I’ll start off by saying that I totally believe in aliens. And, I think they have visited this planet… at some point. I have no idea why, though. Earth is kind of like the Alabama of the Milky Way Galaxy and if I had a spaceship this is probably the last place I would visit. And as far as the U.S. Government keeping it all a secret, well, I don’t exactly credit them with an over-abundance of brains on the matter. Luckily, we have a crack military power for a neighbor. That’s right. Canada. Oh, Canada. And while it’s easy to poke fun at our Northern neighbors I give them a lot of credit for talking openly about what most of us have known for years. No, not that their beer is better than ours (shit, man, Vietnam makes better beer than America). But, that aliens are among us.

“Canada’s former minister of National Defence Paul Hellyer testified at the Citizen Hearing On Disclosure (CHD) last month in Washington D.C. that aliens are living among us and that it is likely at least two of them are working with the U.S. government.

Hellyer, whose beliefs on extraterrestrial life and UFOs are well established, made the statements at the non-governmental hearings chaired by six former U.S. congressmen and aimed at, according to the event’s website, doing “what the U.S. Congress had failed to do for forty-five years — [sic] seek out the facts surrounding the most important issue of this or any other time — [sic] evidence pointing toward an extraterrestrial presence engaging the human race.” – THE HUFFINGTON POST

I honestly wasn’t even aware that Canada had a defense minister. Or, you know, actual defense of any kind. I’m not sure what they’re defending themselves from. Shit, man, most people couldn’t find Canada on a map let alone try to invade the place. You’d have an easier time attacking Antarctica. And Canada must have a totally state-of-the-art intelligence apparatus to have access to the greatest secrets in human history. And yeah, I’m pretty much cracking up as I write this. At any rate, the video of Hellyer’s testimony can be seen below and is actually kind of worth checking out. Something about old men in suits talking frankly about aliens and UFOs gives the whole thing a kind of legitimacy. Certainly more than the goofballs they have on ANCIENT ALIENS.

Of course, as happy as I am that members of our government, albeit former ones, took the time to sit down and listen to this guy I’m also kind of irritated by it. Why doesn’t our government take this kind of time to talk about student loan debt or gun control? Or, you know, war? Because something would actually get accomplished I suppose. And then they really would have nothing to do.  To a politician, problems are more valuable than solutions.
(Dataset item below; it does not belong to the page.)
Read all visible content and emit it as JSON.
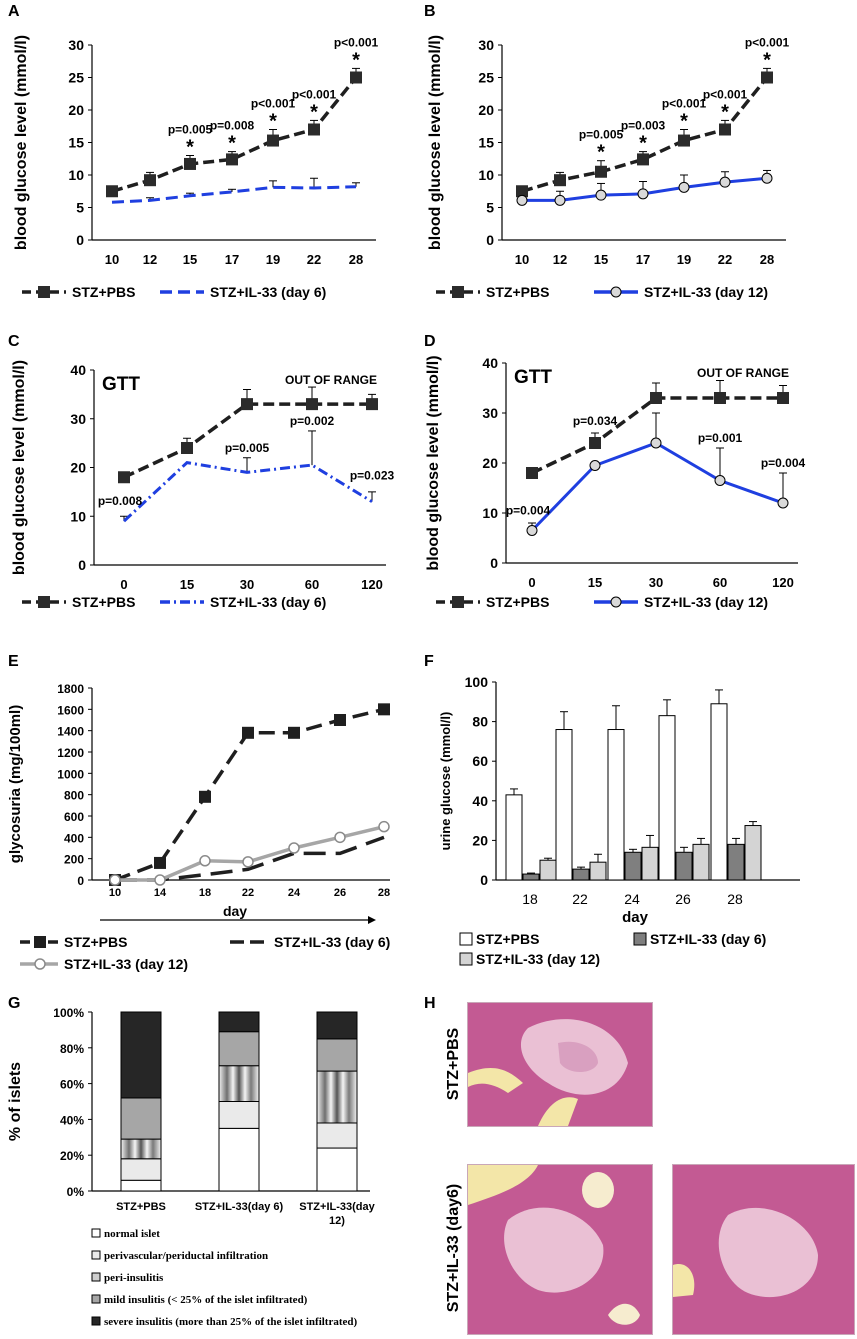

No. They’d rather talk about aliens and act like they’re actually doing something constructive. And probably get paid obscene amounts of money for it. Which makes me think that I’m in the wrong line of work. Of course when you realize you can get paid and wield power by playing the system and avoiding any actual work, most jobs seem kind of idiotic. Except hitman or porn star. Those will always be the best jobs ever.



    June 21, 2013 at 12:57 AM

    AWESOME!! Reference in Job Tasks cracked me up. Keep it up.